If any lumps, discolouration, or other abnormal features appear on or around your genitals, consult a doctor for a diagnosis. Pearly penile papules, for example, are absolutely harmless. However, any change can induce worry, so don’t be afraid to seek medical help.Visiting your primary care physician, on the other hand, is frequently an excellent place to start.

How Someone Does Get Diagnosed With PPP?

In most cases, the diagnosis can be made just by looking at them. It should be easy to tell the difference between pearly penile papules and other skin disorders like viral warts. If the bumps are thought to be dangerous, some tissue can be biopsied to confirm the diagnosis.

What Are The Treatment Options for PPP?

Since the papules do not cause any health problems, health care providers tend to choose to leave PPP alone. It is important to remember to not pick or pop them, and never use an over-the-counter “wart remover” on your penis. These medications are not meant to be used on the penis and can cause significant skin irritation and scarring.

Despite the fact that no medical intervention is required, hirsutoid papillomas can be treated. You can choose between these treatment modalities if the illness causes significant psychological distress to you:

  • Cryotherapy: extreme temperatures are used to freeze and kill tissue in specific locations. It’s most commonly used to remove cancerous tumours, although it can also be used to remove benign growths like pearly penile papules.
  • Laser surgery: infrared rays are used to create heat damage and destroy skin cells in this procedure. It is used to get rid of blemishes and smooth the skin.
  • Radiofrequency surgery: free radicals, which are chemicals that can harm healthy cells, are produced by targeted radiation. The cells of the papules are attacked by free radicals, causing them to fade away.
  • Excisional surgery: each papule is removed separately by a surgeon using standard equipment such as a scalpel. This method is more likely to cause scarring than the others.

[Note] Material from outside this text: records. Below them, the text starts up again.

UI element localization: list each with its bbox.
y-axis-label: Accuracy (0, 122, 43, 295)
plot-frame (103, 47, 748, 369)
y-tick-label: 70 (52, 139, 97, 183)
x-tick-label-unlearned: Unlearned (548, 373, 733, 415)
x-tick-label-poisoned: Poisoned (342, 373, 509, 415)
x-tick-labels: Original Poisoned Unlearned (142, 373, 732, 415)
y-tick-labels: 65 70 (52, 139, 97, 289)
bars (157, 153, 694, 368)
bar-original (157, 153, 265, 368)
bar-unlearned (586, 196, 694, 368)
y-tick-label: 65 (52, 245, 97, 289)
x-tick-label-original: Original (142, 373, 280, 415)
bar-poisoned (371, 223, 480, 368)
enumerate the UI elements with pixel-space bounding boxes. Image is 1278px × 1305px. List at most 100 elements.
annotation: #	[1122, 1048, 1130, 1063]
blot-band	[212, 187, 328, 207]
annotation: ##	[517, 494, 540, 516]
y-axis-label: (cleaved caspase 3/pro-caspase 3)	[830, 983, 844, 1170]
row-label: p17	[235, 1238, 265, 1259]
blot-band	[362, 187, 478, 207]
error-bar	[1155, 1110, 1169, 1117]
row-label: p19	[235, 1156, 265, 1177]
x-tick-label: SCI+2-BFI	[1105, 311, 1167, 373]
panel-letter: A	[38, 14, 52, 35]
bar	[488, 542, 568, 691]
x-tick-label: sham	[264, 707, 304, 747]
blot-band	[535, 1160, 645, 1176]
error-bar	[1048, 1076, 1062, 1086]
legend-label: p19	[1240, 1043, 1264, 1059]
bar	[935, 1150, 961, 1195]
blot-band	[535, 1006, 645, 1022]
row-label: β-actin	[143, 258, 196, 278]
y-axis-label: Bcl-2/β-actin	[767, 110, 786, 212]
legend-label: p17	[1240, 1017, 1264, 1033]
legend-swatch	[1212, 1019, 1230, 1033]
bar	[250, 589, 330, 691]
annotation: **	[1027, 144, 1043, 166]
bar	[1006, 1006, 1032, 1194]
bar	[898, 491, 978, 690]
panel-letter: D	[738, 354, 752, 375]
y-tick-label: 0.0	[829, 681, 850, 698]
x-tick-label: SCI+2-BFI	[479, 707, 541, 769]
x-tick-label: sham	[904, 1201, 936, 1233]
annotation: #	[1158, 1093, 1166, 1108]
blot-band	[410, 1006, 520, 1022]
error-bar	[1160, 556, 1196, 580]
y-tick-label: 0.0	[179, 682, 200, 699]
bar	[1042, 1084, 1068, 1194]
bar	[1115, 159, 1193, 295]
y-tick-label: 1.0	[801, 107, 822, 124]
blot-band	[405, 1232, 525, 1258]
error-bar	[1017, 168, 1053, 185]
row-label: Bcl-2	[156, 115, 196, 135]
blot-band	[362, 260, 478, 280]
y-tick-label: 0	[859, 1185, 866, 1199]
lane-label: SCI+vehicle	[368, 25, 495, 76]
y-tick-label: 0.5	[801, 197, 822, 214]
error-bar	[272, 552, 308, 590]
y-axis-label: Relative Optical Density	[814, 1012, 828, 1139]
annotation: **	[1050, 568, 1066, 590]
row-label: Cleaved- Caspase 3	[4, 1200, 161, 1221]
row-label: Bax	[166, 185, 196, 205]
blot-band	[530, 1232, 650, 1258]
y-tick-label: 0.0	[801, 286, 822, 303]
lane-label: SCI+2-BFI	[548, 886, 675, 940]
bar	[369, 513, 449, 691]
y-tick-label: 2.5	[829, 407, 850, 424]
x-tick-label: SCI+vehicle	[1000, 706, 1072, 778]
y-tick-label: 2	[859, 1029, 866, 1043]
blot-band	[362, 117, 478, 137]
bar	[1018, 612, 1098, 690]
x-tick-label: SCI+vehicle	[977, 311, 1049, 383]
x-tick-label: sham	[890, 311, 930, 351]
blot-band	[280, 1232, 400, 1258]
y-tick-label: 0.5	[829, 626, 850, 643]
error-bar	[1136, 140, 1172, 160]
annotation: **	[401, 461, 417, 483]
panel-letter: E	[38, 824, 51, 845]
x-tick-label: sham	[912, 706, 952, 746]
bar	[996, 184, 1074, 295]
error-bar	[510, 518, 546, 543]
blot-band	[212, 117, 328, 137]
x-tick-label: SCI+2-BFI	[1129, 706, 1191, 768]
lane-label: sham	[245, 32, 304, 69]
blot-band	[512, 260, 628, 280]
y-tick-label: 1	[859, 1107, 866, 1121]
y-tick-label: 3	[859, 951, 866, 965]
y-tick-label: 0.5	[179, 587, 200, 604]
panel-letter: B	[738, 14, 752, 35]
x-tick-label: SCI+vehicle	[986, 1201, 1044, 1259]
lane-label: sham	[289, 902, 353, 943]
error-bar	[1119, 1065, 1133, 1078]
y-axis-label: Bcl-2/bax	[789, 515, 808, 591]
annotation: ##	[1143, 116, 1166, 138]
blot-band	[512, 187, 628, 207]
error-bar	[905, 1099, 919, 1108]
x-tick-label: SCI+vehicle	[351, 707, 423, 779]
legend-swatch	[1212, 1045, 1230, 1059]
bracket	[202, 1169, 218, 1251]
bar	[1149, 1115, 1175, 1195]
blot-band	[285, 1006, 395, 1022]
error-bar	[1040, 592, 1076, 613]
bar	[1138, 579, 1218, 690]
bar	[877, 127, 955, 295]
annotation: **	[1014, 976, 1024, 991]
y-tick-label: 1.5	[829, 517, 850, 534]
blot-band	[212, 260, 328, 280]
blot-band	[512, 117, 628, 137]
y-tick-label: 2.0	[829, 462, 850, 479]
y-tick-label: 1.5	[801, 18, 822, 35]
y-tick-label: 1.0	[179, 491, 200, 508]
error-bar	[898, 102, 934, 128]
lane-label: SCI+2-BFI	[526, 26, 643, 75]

All of the procedures mentioned above are considered having minimal risk and can be done in the clinic under local anaesthesia or numbing medication. All surgical procedures, however, have their own risks and benefits. Before you undergo any procedure, be sure you know exactly what you’re getting yourself into and how long it will take you to recover.

Is There a Way to Prevent PPP?

There are no proven ways to avoid PPP from developing. They aren’t caused by any of your lifestyle choices. Although they are more common among men who have not been circumcised, circumcision does not guarantee that the bumps will not occur in the future.

Is There a Home Treatment That I Can Buy to Treat PPP Myself?

You might be tempted to use over-the-counter topical ointments or DIY therapies like scrubbing the papules with toothpaste or lemon juice.

For warts and callouses, there are a variety of home remedies available, including acids and medication. These, on the other hand, are not safe and should be avoided because they might cause major penis irritation. In any event, we recommend consulting a doctor before attempting any home remedy.